Constant vertical acceleration

1. Jan 25, 2008

starchild75

1. The problem statement, all variables and given/known data

A 7400 kg rocket blasts off vertically from the launch pad with a constant upward acceleration of 2.15 m/s^2 and feels no appreciable air resistance. When it has reached a height of 560 m, its engines suddenly fail so that the only force acting on it is now gravity. a. What is the maximum height this rocket will reach above the launch pad? b. How much time after engine failure will elapse before the rocket comes crashing down to the launch pad? c. How fast will it be moving just before it crashes?

2. Relevant equations

560=.5(2.15)t^2.
v0=2.15t
ht=560Tv0t-.5(2.15)t^2

3. The attempt at a solution

I got 1115 meters and it's wrong.

2. Jan 25, 2008

Shooting Star

OK, but not necessary. You have to find the velo vf at that height. Use the other formula.

??

Use vf as initial velo at that height and find max height. The other answers will follow.

3. Jan 25, 2008

starchild75

How do I find t?

4. Jan 25, 2008

starchild75

how do I find final velocity when just given acceleration and height?

5. Jan 25, 2008

Shooting Star

Let me use some symbols. The rocket is at a height h when the engines stop. The velo is vf at that point. It rises to H before it falls back. I'm denoting the height of the rocket at any time by y.
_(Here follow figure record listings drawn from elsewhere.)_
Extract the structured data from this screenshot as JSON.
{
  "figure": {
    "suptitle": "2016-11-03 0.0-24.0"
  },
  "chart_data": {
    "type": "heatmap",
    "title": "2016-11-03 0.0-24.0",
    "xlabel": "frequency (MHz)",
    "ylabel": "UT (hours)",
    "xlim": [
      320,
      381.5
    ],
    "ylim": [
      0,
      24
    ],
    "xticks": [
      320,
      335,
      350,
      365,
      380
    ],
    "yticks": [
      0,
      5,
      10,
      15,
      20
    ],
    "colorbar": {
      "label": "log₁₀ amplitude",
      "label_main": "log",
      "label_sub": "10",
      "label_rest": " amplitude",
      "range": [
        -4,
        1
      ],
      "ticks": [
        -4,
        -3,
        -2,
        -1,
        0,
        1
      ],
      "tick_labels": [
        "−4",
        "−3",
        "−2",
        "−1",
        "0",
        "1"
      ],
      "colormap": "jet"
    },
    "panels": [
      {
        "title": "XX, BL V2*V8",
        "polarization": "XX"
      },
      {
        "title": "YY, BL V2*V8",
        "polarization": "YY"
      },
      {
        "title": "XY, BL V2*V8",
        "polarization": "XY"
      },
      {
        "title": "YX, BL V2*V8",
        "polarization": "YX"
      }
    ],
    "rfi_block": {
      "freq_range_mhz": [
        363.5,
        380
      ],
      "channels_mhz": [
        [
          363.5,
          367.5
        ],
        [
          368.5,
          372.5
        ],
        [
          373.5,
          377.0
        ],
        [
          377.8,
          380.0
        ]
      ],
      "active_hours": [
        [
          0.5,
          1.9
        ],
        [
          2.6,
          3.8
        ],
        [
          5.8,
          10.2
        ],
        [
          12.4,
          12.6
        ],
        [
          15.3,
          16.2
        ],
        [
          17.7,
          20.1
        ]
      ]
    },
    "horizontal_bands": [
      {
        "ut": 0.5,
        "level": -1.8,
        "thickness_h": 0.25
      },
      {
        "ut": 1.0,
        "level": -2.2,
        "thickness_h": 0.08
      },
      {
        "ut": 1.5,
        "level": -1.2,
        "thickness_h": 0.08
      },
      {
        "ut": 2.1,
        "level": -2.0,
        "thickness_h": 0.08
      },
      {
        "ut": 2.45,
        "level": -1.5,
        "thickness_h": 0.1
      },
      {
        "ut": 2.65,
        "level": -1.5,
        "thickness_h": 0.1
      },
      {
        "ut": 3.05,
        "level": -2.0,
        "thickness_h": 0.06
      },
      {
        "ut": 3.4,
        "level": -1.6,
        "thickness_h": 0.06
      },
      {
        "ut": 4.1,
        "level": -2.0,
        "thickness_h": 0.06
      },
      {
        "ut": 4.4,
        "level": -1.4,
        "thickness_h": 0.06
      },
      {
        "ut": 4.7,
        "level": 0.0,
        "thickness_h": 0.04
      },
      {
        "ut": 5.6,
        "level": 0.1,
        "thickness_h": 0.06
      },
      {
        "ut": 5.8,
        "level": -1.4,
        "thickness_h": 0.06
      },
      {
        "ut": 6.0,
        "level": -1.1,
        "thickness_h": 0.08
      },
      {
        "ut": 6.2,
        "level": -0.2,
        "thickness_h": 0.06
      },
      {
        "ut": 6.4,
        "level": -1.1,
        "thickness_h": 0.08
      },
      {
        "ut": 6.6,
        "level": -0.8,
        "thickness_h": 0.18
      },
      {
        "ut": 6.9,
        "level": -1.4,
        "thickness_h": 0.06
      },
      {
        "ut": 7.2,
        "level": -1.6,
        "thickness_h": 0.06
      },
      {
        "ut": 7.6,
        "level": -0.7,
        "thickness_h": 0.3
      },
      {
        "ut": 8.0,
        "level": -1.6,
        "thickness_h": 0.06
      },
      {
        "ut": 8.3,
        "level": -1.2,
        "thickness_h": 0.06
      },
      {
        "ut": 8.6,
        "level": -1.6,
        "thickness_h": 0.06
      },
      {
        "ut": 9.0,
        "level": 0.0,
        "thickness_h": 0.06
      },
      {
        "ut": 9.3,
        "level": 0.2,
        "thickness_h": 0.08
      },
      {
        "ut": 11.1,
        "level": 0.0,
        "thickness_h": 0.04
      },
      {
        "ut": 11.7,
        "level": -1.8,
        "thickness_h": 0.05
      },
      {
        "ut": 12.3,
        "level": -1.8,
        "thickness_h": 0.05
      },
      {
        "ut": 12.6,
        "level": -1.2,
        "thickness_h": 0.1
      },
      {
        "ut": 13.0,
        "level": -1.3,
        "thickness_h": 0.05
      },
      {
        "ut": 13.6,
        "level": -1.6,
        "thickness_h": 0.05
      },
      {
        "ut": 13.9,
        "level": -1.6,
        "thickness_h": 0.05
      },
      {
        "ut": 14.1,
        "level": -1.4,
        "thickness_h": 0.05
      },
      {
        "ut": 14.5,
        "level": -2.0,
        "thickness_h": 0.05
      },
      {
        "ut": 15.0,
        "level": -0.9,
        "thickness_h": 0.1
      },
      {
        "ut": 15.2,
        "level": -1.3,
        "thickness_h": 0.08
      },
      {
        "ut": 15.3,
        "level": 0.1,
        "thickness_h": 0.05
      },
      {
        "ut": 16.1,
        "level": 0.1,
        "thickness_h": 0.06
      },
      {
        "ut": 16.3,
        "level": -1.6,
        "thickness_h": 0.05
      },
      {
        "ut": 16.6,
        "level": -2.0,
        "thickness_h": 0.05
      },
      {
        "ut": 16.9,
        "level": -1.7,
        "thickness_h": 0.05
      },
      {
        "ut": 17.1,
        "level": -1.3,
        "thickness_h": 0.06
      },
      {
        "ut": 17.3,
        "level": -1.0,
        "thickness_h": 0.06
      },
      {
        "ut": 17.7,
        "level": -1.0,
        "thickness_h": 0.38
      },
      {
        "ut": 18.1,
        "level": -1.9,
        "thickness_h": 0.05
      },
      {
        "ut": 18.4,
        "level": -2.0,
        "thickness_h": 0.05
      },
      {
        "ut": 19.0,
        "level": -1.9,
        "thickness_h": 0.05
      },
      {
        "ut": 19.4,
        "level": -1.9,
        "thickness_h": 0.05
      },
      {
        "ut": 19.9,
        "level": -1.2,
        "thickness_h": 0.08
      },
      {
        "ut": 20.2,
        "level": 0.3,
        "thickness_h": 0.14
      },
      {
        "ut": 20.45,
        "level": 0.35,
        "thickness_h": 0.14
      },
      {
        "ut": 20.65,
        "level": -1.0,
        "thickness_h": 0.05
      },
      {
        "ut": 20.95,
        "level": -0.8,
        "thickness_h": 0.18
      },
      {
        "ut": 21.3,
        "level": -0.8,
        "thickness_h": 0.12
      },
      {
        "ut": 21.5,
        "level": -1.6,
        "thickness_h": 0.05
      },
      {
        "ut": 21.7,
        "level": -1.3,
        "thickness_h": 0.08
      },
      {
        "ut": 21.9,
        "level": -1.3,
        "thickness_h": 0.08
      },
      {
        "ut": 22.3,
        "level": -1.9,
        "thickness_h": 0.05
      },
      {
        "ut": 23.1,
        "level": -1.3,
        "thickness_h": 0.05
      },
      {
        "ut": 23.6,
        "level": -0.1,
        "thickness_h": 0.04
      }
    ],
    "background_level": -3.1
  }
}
1. You can find H-h if you know vf and g. Use formula for final, initial velos and height.

2. From h, you can find t for y to become zero, that is, time to fall. Use directly y = ut-1/2 gt^2. Decide on what you'll put as y.

6. Jan 25, 2008

Shooting Star

Vf^2 = Vi^2 + 2ah. This is when the rocket is rising with const accn 'a', OK?

Last edited: Jan 25, 2008
7. Jan 25, 2008

starchild75

What does u represent?

8. Jan 25, 2008

Shooting Star

The initial velo, that is, vi. Have you understood the rest?

9. Jan 25, 2008

starchild75

No. I have been looking at this for five hours now. I don't know the velocity or the time. So I don't know how I can solve the problem.
,

10. Jan 25, 2008

starchild75

does final velocity equal 2 ah?

11. Jan 25, 2008

Shooting Star

What does post #6 say?

12. Jan 25, 2008

starchild75

final velocity^2 +initial velocity^2 +2ah.

I dont know the final velocity or the initial velocity.

13. Jan 25, 2008

starchild75

All these formulas have two unknowns.

14. Jan 25, 2008

starchild75

I know when the rocket hits its maximum height, the velocity is zero.

15. Jan 25, 2008

Shooting Star

final velocity^2 =initial velocity^2 +2ah.

vi=0, a=2.15, h=560. What more do you want to find vf?

(Nothing has been said about the initial velo of the rocket, so it is assumed to be zero, if that's what was stopping you. Anyway, a rocket is not thrown upward, it rises from rest due to accn.)

16. Jan 25, 2008

starchild75

The final velocity is 49 m/s Now what do I do?

17. Jan 25, 2008

starchild75

I got 881 for height.

18. Jan 25, 2008

starchild75

I got 650 and it says there is a rounding error.

19. Jan 25, 2008

hage567

So 650 is another attempt at finding the height?? You're going to have to show more detail of your calculations for us to spot where you might have gone wrong.

20. Jan 26, 2008

Shooting Star

Correct.

Decide on one, and show your calc. Incidentally, neither is correct.

Try to understand. At the point where the engines switch off, the rocket is moving under g only. It's initial velo is 49 m/s upward. So, to what height does it rise from that point? Final velo will be zero, and that's how you find the height. So, you know total height H.

For finding the time to fall to ground, use the height h=560 m as your starting posn. Use y=vi*t-1/2 gt^2. Then what will be the 'y' for the ground? What will be vi?

(Gather your thoughts and send fewer posts, instead of writing a line and posting it.)